Making continental crust: top/bottom insights from the Sierra Nevada and Peninsular Ranges batholiths
Dr. Cin-ty Lee

Nearly half of the Earth’s highly incompatible trace elements are housed in the continental crust, which makes up only about 0.3 % of the mass of the mantle. The extreme enrichment of these elements in the continental crust is the integrated result of efficient extraction of these elements from the mantle during crust formation processes. However, if the continental crust gets its trace elements from the mantle, its major element composition says otherwise. The continental crust is too silicic to represent a melt that has been directly extracted from the mantle. Instead, melts from the mantle are basaltic. To resolve this apparent paradox, the basaltic melt must somehow be differentiated into silicic and mafic counterparts, the latter being removed and returned into the mantle, leaving behind the silicic endmember, which goes on to form the continental crust.

This talk will bring together petrology, geochemistry, tectonics, geodynamics, and geophysics in an attempt to fill in the petrogenetic and tectonic details of how continental crust grows and gets its felsic composition. We will investigate the Sierra Nevada and Peninsular Ranges batholiths in California, which are remnants of a Mesozoic continental arc associated with eastward subduction of the Farallon oceanic plate beneath western North America. Roughly speaking, addition of new continental material appears to have occurred in two stages. First, an island arc is accreted onto the margin of cratonal North America. This is followed by retreat of the trench, resulting in subduction of a slab beneath the accreted island arc. Juvenile arc magmatism is built through the accreted terrane. This is then followed by a shallowing of subduction, which causes the arc front to move eastwards into the original cratonal margin. Basaltic magmas, generated in the mantle wedge, intrude through the thicker pre-existing cratonal lithosphere and hence begin differentiation at much greater depths than island arcs. In so doing, they crystallize high MgO garnet pyroxenite lithologies, driving residual liquids to low MgO contents. This residual magma then ascends to lower crustal depths, crystallizing out low MgO garnet pyroxenite lithologies, which drives the liquids toward higher silica. Mixing of this continually evolving magma with partial melts of the surrounding country rock go on to generate even more silicic magmas, such as the granodiorites that make up the bulk of the Sierras and eastern Peninsular Ranges. The garnet pyroxenites are subsequently delaminated, leaving behind a crust that is biased towards felsic compositions.
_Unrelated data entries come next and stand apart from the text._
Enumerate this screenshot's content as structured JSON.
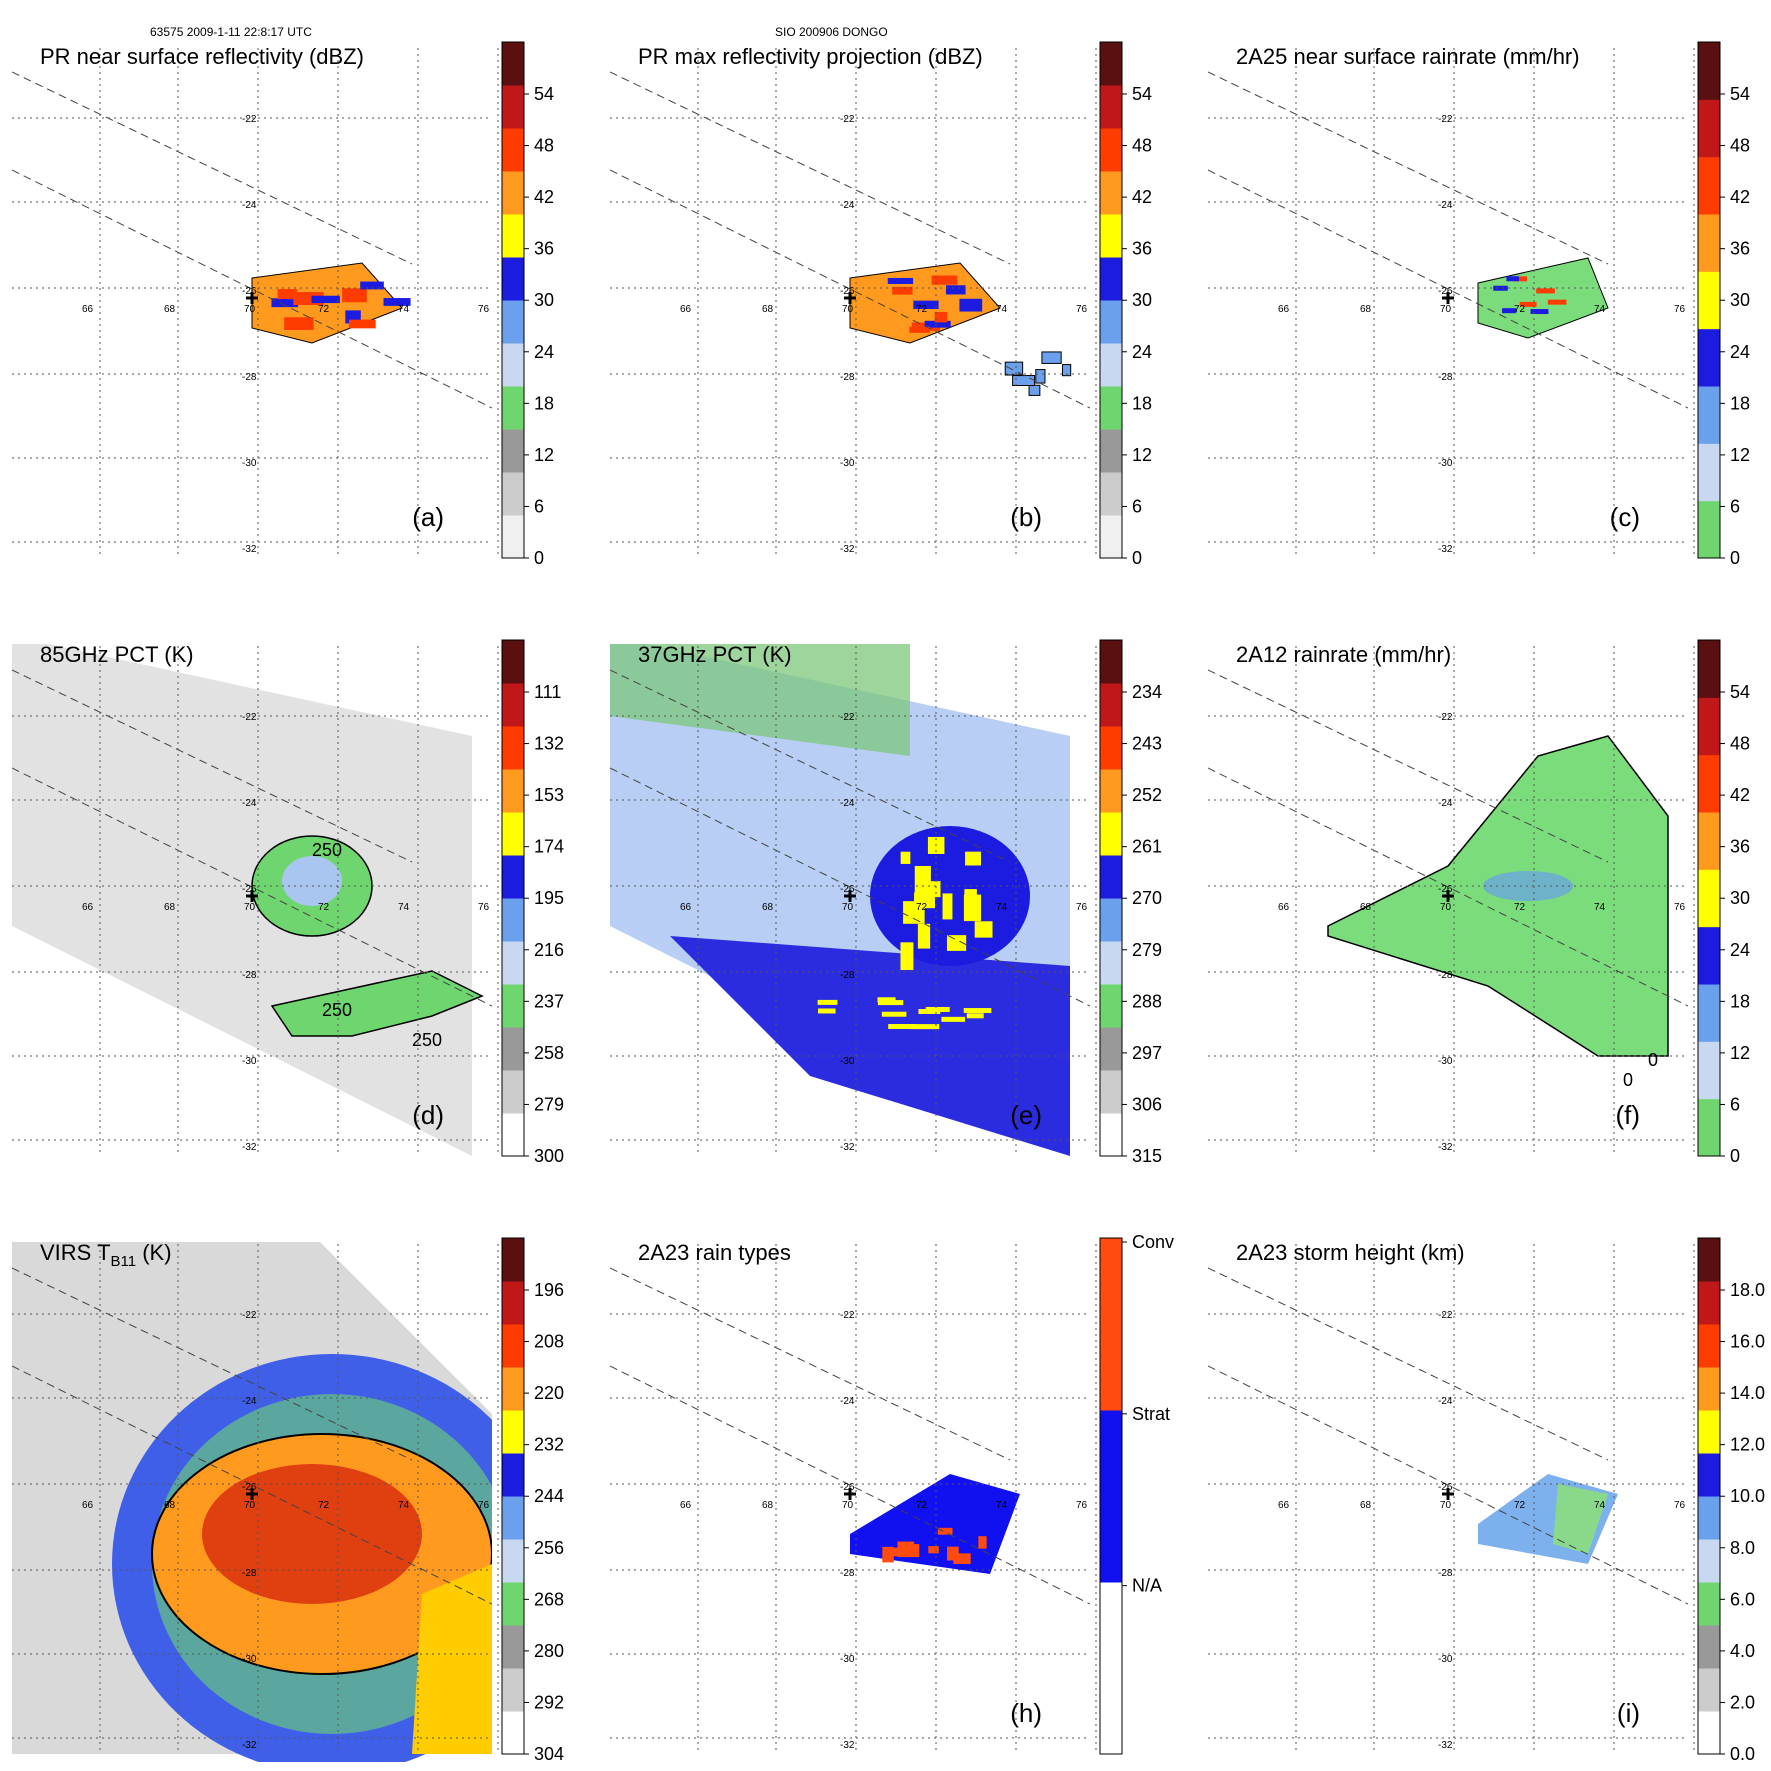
{
  "header": {
    "left": "63575 2009-1-11 22:8:17 UTC",
    "center": "SIO 200906 DONGO"
  },
  "grid": {
    "lon_labels": [
      "66",
      "68",
      "70",
      "72",
      "74",
      "76"
    ],
    "lat_labels": [
      "-22",
      "-24",
      "-26",
      "-28",
      "-30",
      "-32"
    ]
  },
  "panels": [
    {
      "id": "a",
      "title": "PR near surface reflectivity (dBZ)",
      "label": "(a)",
      "colorbar_ticks": [
        "54",
        "48",
        "42",
        "36",
        "30",
        "24",
        "18",
        "12",
        "6",
        "0"
      ],
      "colorbar": [
        "#f0f0f0",
        "#cccccc",
        "#999999",
        "#6fd66f",
        "#c8d8f0",
        "#6aa0ec",
        "#1c1ce0",
        "#ffff00",
        "#ff9a1e",
        "#ff3c00",
        "#c01818",
        "#5a1010"
      ],
      "swath": "pr",
      "fill": "reflect"
    },
    {
      "id": "b",
      "title": "PR max reflectivity projection (dBZ)",
      "label": "(b)",
      "colorbar_ticks": [
        "54",
        "48",
        "42",
        "36",
        "30",
        "24",
        "18",
        "12",
        "6",
        "0"
      ],
      "colorbar": [
        "#f0f0f0",
        "#cccccc",
        "#999999",
        "#6fd66f",
        "#c8d8f0",
        "#6aa0ec",
        "#1c1ce0",
        "#ffff00",
        "#ff9a1e",
        "#ff3c00",
        "#c01818",
        "#5a1010"
      ],
      "swath": "pr",
      "fill": "reflect"
    },
    {
      "id": "c",
      "title": "2A25 near surface rainrate (mm/hr)",
      "label": "(c)",
      "colorbar_ticks": [
        "54",
        "48",
        "42",
        "36",
        "30",
        "24",
        "18",
        "12",
        "6",
        "0"
      ],
      "colorbar": [
        "#6fd66f",
        "#c8d8f0",
        "#6aa0ec",
        "#1c1ce0",
        "#ffff00",
        "#ff9a1e",
        "#ff3c00",
        "#c01818",
        "#5a1010"
      ],
      "swath": "pr",
      "fill": "rain"
    },
    {
      "id": "d",
      "title": "85GHz PCT (K)",
      "label": "(d)",
      "colorbar_ticks": [
        "111",
        "132",
        "153",
        "174",
        "195",
        "216",
        "237",
        "258",
        "279",
        "300"
      ],
      "colorbar": [
        "#ffffff",
        "#cccccc",
        "#999999",
        "#6fd66f",
        "#c8d8f0",
        "#6aa0ec",
        "#1c1ce0",
        "#ffff00",
        "#ff9a1e",
        "#ff3c00",
        "#c01818",
        "#5a1010"
      ],
      "swath": "tmi",
      "fill": "pct85",
      "contour_labels": [
        "250",
        "250",
        "250"
      ]
    },
    {
      "id": "e",
      "title": "37GHz PCT (K)",
      "label": "(e)",
      "colorbar_ticks": [
        "234",
        "243",
        "252",
        "261",
        "270",
        "279",
        "288",
        "297",
        "306",
        "315"
      ],
      "colorbar": [
        "#ffffff",
        "#cccccc",
        "#999999",
        "#6fd66f",
        "#c8d8f0",
        "#6aa0ec",
        "#1c1ce0",
        "#ffff00",
        "#ff9a1e",
        "#ff3c00",
        "#c01818",
        "#5a1010"
      ],
      "swath": "tmi",
      "fill": "pct37"
    },
    {
      "id": "f",
      "title": "2A12 rainrate (mm/hr)",
      "label": "(f)",
      "colorbar_ticks": [
        "54",
        "48",
        "42",
        "36",
        "30",
        "24",
        "18",
        "12",
        "6",
        "0"
      ],
      "colorbar": [
        "#6fd66f",
        "#c8d8f0",
        "#6aa0ec",
        "#1c1ce0",
        "#ffff00",
        "#ff9a1e",
        "#ff3c00",
        "#c01818",
        "#5a1010"
      ],
      "swath": "tmi",
      "fill": "rain12",
      "contour_labels": [
        "0",
        "0"
      ]
    },
    {
      "id": "g",
      "title": "VIRS T",
      "title_sub": "B11",
      "title_suffix": " (K)",
      "label": "",
      "colorbar_ticks": [
        "196",
        "208",
        "220",
        "232",
        "244",
        "256",
        "268",
        "280",
        "292",
        "304"
      ],
      "colorbar": [
        "#ffffff",
        "#cccccc",
        "#999999",
        "#6fd66f",
        "#c8d8f0",
        "#6aa0ec",
        "#1c1ce0",
        "#ffff00",
        "#ff9a1e",
        "#ff3c00",
        "#c01818",
        "#5a1010"
      ],
      "swath": "virs",
      "fill": "virs"
    },
    {
      "id": "h",
      "title": "2A23 rain types",
      "label": "(h)",
      "colorbar_ticks": [
        "Conv",
        "Strat",
        "N/A"
      ],
      "colorbar": [
        "#ffffff",
        "#1010f0",
        "#ff4a10"
      ],
      "swath": "pr",
      "fill": "types"
    },
    {
      "id": "i",
      "title": "2A23 storm height (km)",
      "label": "(i)",
      "colorbar_ticks": [
        "18.0",
        "16.0",
        "14.0",
        "12.0",
        "10.0",
        "8.0",
        "6.0",
        "4.0",
        "2.0",
        "0.0"
      ],
      "colorbar": [
        "#ffffff",
        "#cccccc",
        "#999999",
        "#6fd66f",
        "#c8d8f0",
        "#6aa0ec",
        "#1c1ce0",
        "#ffff00",
        "#ff9a1e",
        "#ff3c00",
        "#c01818",
        "#5a1010"
      ],
      "swath": "pr",
      "fill": "height"
    }
  ]
}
I will thus propose a model wherein continents grow and get their felsic composition by incremental episodes of island arc accretion followed by continental arc magmatism. We have investigated some Archean garnet pyroxenite xenoliths and tonalite-trondjhemite-granodiorite suites and find that they may have similarities with Phanerozoic continental arcs. The Pb/U ratios of the Sierran garnet pyroxenites are much higher than the “canonical” lower crust values, suggesting that removal/storage of such material in the past could be the much sought-after missing low-‘mu’ reservoir needed to explain why the mantle lies to the right of the geochron on lead isotope diagrams.